With each pass, disappointment and frustration breeds in my soul until self-doubt flourishes in me like a glyphosate-resistant weed in a soybean field. After all, if I can't write a decent synopsis, why in the world do I think I just wrote I decent book?

Honestly, synopses are the only thing I don't like about this business. I love the story telling, get jazzed by revisions that improve the story, and even enjoy the self-promotion ( although I'm not very diligent at it). But the synopsis? I'd rather be at the dentist.

Still, the synopsis is a necessary evil, a critical part of the process. It's what you gets your manuscript read if you're unpublished. If published, the synopsis is the critical component of the proposal, the outline that sells your book before it's written.

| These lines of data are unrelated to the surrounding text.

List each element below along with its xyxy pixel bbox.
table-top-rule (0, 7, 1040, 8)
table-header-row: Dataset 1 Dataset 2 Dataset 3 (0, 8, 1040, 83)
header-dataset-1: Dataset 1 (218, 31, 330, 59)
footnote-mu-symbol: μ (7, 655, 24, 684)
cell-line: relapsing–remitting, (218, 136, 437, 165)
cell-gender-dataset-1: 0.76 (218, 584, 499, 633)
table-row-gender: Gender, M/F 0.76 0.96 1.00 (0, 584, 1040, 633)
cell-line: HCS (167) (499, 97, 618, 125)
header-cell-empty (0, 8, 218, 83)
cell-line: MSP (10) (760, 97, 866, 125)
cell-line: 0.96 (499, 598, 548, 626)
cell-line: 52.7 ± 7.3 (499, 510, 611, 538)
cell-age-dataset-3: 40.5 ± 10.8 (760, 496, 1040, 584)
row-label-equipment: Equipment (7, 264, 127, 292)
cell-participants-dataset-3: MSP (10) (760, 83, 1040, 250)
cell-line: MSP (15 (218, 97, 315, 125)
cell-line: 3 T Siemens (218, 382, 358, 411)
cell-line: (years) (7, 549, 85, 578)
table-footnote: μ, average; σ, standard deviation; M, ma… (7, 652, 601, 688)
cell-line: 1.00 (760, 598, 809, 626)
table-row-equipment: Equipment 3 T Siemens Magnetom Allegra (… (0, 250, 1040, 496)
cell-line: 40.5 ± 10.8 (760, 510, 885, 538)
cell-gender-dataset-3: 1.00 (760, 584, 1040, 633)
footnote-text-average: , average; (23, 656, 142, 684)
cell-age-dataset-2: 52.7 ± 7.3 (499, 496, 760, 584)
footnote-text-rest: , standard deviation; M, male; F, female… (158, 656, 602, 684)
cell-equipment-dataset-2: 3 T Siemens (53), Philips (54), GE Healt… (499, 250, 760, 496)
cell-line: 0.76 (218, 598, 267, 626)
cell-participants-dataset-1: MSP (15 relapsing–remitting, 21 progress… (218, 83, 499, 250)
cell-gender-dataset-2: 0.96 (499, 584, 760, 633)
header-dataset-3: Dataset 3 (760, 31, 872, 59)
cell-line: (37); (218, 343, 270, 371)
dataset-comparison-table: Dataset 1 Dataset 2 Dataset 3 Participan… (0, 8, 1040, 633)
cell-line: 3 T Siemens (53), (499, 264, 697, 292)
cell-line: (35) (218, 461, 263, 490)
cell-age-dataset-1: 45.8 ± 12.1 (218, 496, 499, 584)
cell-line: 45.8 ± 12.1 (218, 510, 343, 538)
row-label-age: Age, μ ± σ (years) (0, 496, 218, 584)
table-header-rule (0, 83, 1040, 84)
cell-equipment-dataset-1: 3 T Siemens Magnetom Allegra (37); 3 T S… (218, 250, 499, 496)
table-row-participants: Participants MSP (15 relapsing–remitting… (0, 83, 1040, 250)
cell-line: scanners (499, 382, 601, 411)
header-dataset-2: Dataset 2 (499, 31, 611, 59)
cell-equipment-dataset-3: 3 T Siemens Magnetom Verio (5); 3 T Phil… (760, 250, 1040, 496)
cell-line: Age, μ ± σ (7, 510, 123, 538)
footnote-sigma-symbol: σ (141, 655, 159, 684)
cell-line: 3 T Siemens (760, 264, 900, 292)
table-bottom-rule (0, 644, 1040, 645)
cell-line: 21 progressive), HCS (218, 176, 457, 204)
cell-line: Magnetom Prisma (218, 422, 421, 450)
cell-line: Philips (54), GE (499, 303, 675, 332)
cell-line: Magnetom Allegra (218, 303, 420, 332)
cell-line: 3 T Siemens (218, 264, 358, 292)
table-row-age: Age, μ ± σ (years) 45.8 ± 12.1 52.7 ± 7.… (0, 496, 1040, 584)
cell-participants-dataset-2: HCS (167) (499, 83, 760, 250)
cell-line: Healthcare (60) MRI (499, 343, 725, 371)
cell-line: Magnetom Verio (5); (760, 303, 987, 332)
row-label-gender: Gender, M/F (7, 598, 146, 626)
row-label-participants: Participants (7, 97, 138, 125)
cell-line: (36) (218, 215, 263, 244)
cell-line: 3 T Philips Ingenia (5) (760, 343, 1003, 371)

So I'm curious. What do you do to make the synopsis come together? When do you write it? How?

5 comments:

Celia Yeary said...

KEENA--I dare any editor to say she/he loves to read synopses.As you said, no matter how hard you work on it, and how brilliant your novel is, the synopsis always falls short of depicting the essence of your story. I do not have a magic wand. I do have an easy pattern I found on the Harlequin website--"How to write a Good synopsis." Three parts--begin with a question--well, I can't explain it all here, but even though it sounds easy, I become bogged down anyway.Besides, I can't find it.Celia

Jeffe Kennedy said...

hmm. I'll have to try the roaring drunk method! I paid Laurie Schnebly to do mine. LOVED that solution.

Keena Kincaid said...

Oh, Jeffe, I love that solution, too. What's Laurie's number?

LK Hunsaker said...

"and then... and then... and then..."

ROFL!!

I've only tried to do one so far. It's sitting there stuffed behind every other Word file because when I look at it, I'm convinced I need to give up writing and go paint lines in parking lots. ;-)

liana laverentz said...

Start small and expand instead of the other way around. Start with a blurb like you get in the TV guide and go from there. One paragraph to one page, one page to two, then three, then five, then ten, layering all the way.